Using the MailSlot as logging target

Recently I implemented the logging target to the Windows Mailslots in our internal logging system.

All the applications and services register this target by default at program startup. The target itself tries to open named local mailslot and if succeeds then writes the log entry text prefixed with the process name and PID (to identify logs from different processes) like “MyProgram.exe:1234 20180421 19:51:08.357 INFO Some message” as binary Unicode buffer. TEncoding.UTF8.GetBytes() or whatever you prefer can be used for that.

Mailslots allow sending the messages of exact size and the receiver can obtain the information about the message count and their sizes. The work with mailslots is not a lot different from the work with usual files.

The logging targets (lets call them mailslot clients) do not create the mailslot. They only try to open it and send the log entries to it in case of success. There is a little to no overhead of this “NULL” logger until the mailslot server does not appear on the stage.

Once you create and start the application which creates the mailslot with hardcoded name (that is just assumption, that all clients know the common unique name of the local mailslot – “\\.\mailslot\YourUniqueNameForTheLoggingTarget“) the performance of the application is affected by a certain margin, but that can be acceptable in the cases when diagnosing problems is more important than 100% performance of the diagnosed application.

The implementation of this mechanism is really very compact. For the client (logging target) you just need to open the mailslot and if it exists then write the message in the format agreed between client and server. On the other side, in server application, you need some kind of main loop which after creating mailslot all the times checks for the new messages and then reads them from it (TTask or any other threaded approach can be used to implement that).

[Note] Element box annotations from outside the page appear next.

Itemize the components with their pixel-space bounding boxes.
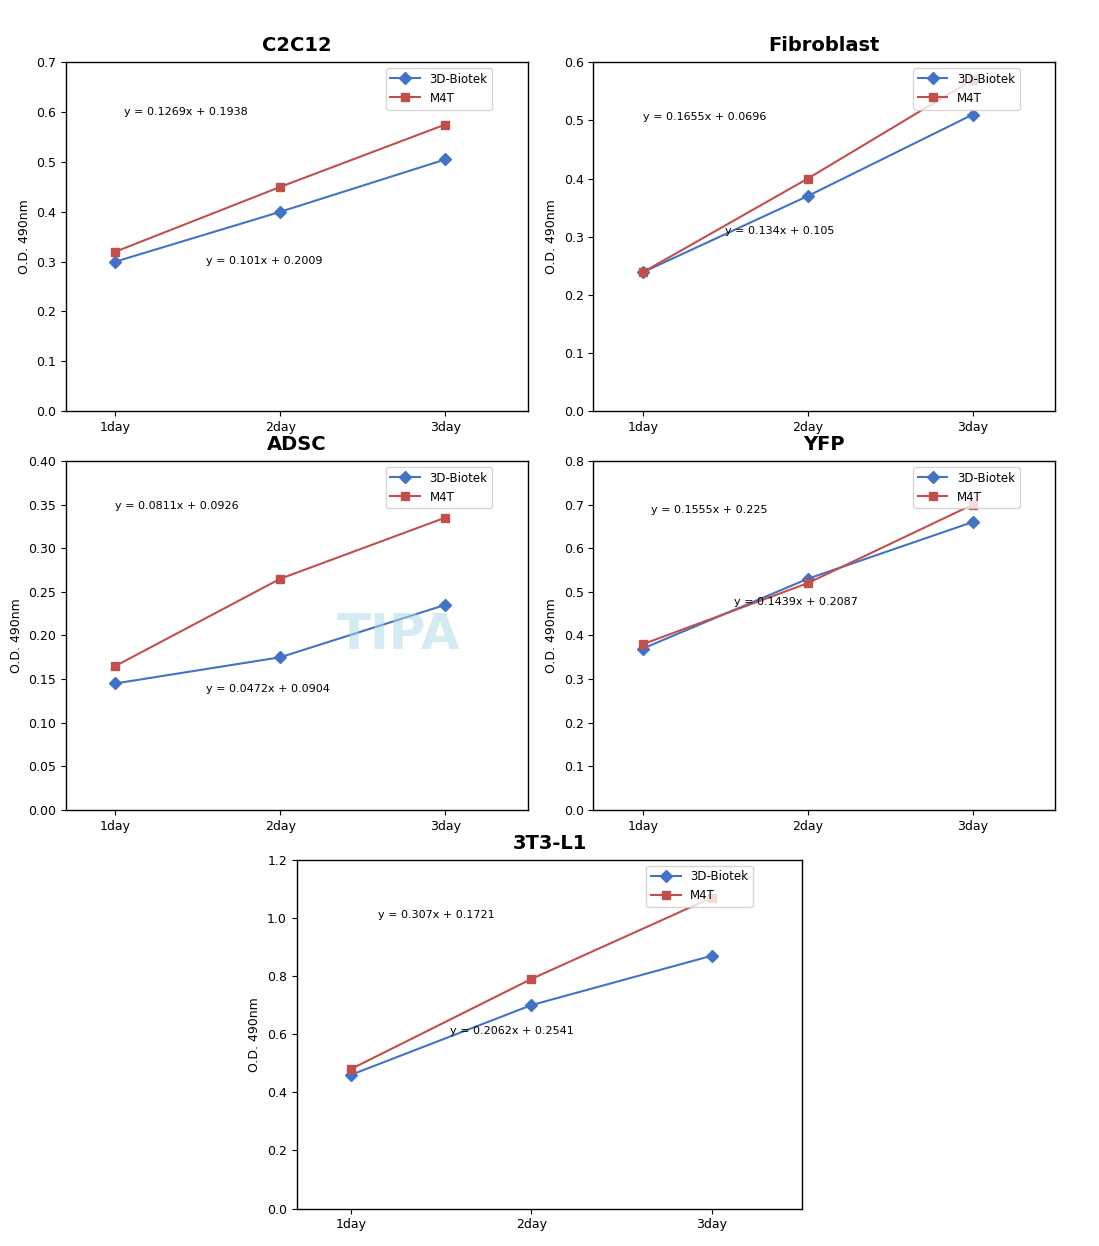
- Line: 3D-Biotek: 3D-Biotek: [346, 952, 717, 1079]
- 3D-Biotek: [801, 188, 814, 203]
- Line: M4T: M4T: [111, 513, 449, 670]
- Text: y = 0.2062x + 0.2541: y = 0.2062x + 0.2541: [451, 1027, 574, 1037]
- 3D-Biotek: [109, 675, 122, 690]
- 3D-Biotek: [636, 264, 650, 279]
- Y-axis label: O.D. 490nm: O.D. 490nm: [545, 598, 558, 673]
- Text: y = 0.1439x + 0.2087: y = 0.1439x + 0.2087: [734, 597, 857, 607]
- Title: YFP: YFP: [803, 435, 845, 454]
- M4T: [109, 244, 122, 259]
- M4T: [636, 637, 650, 652]
- Title: 3T3-L1: 3T3-L1: [512, 834, 587, 852]
- 3D-Biotek: [966, 107, 979, 122]
- Legend: 3D-Biotek, M4T: 3D-Biotek, M4T: [646, 866, 753, 907]
- Line: M4T: M4T: [639, 76, 977, 277]
- Title: C2C12: C2C12: [262, 36, 332, 55]
- Text: TIPA: TIPA: [336, 612, 460, 659]
- Title: ADSC: ADSC: [267, 435, 326, 454]
- Legend: 3D-Biotek, M4T: 3D-Biotek, M4T: [913, 467, 1020, 508]
- M4T: [966, 497, 979, 512]
- Y-axis label: O.D. 490nm: O.D. 490nm: [248, 997, 262, 1072]
- M4T: [439, 511, 452, 526]
- Text: y = 0.307x + 0.1721: y = 0.307x + 0.1721: [378, 910, 495, 920]
- 3D-Biotek: [274, 650, 287, 665]
- Text: y = 0.101x + 0.2009: y = 0.101x + 0.2009: [207, 257, 323, 267]
- Y-axis label: O.D. 490nm: O.D. 490nm: [18, 199, 31, 274]
- Line: 3D-Biotek: 3D-Biotek: [111, 156, 449, 265]
- Line: 3D-Biotek: 3D-Biotek: [639, 518, 977, 653]
- M4T: [801, 576, 814, 591]
- Text: y = 0.1555x + 0.225: y = 0.1555x + 0.225: [651, 506, 768, 516]
- 3D-Biotek: [109, 254, 122, 269]
- M4T: [636, 264, 650, 279]
- M4T: [274, 571, 287, 586]
- 3D-Biotek: [966, 515, 979, 530]
- Text: y = 0.134x + 0.105: y = 0.134x + 0.105: [725, 226, 835, 235]
- Text: y = 0.1269x + 0.1938: y = 0.1269x + 0.1938: [123, 107, 247, 117]
- M4T: [801, 171, 814, 186]
- Line: 3D-Biotek: 3D-Biotek: [639, 111, 977, 277]
- Y-axis label: O.D. 490nm: O.D. 490nm: [10, 598, 23, 673]
- Line: M4T: M4T: [639, 501, 977, 648]
- Text: y = 0.0472x + 0.0904: y = 0.0472x + 0.0904: [207, 684, 330, 694]
- 3D-Biotek: [801, 571, 814, 586]
- M4T: [439, 117, 452, 132]
- M4T: [109, 658, 122, 673]
- Y-axis label: O.D. 490nm: O.D. 490nm: [545, 199, 558, 274]
- Line: M4T: M4T: [111, 121, 449, 255]
- 3D-Biotek: [636, 640, 650, 655]
- M4T: [274, 179, 287, 194]
- M4T: [966, 72, 979, 87]
- M4T: [706, 890, 719, 905]
- Text: y = 0.1655x + 0.0696: y = 0.1655x + 0.0696: [643, 112, 766, 122]
- Text: y = 0.0811x + 0.0926: y = 0.0811x + 0.0926: [115, 501, 238, 511]
- Legend: 3D-Biotek, M4T: 3D-Biotek, M4T: [386, 69, 492, 110]
- 3D-Biotek: [439, 598, 452, 613]
- 3D-Biotek: [706, 948, 719, 963]
- 3D-Biotek: [274, 204, 287, 219]
- 3D-Biotek: [344, 1068, 357, 1083]
- Line: 3D-Biotek: 3D-Biotek: [111, 601, 449, 688]
- M4T: [525, 972, 539, 987]
- Legend: 3D-Biotek, M4T: 3D-Biotek, M4T: [386, 467, 492, 508]
- Legend: 3D-Biotek, M4T: 3D-Biotek, M4T: [913, 69, 1020, 110]
- Line: M4T: M4T: [346, 893, 717, 1073]
- 3D-Biotek: [525, 998, 539, 1013]
- Title: Fibroblast: Fibroblast: [768, 36, 880, 55]
- 3D-Biotek: [439, 152, 452, 167]
- M4T: [344, 1062, 357, 1077]
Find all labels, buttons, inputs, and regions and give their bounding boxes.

I found this approach for logging very simple to implement and with almost no overhead when there is no mailslot present. The performance with existing mailslot drops because of the overhead involved in the write operations to the mailslot file by handle.

This approach can be applied for performance non-critical application without problems. But if you need some similar mechanism with the best performance then go for Event Tracing for Windows where you can implement much more robust and advanced mechanism. The price of that obviously is the complexity.

With this in place you can get the diagnostic data from the production applications even if they were not configured to log to console, file or Windows Events. So you only get the logs when you need them and you will not need to restart the service application by losing the context of the problem. Keeping such a logger in a production can be helpful for tracking the issues when they appear.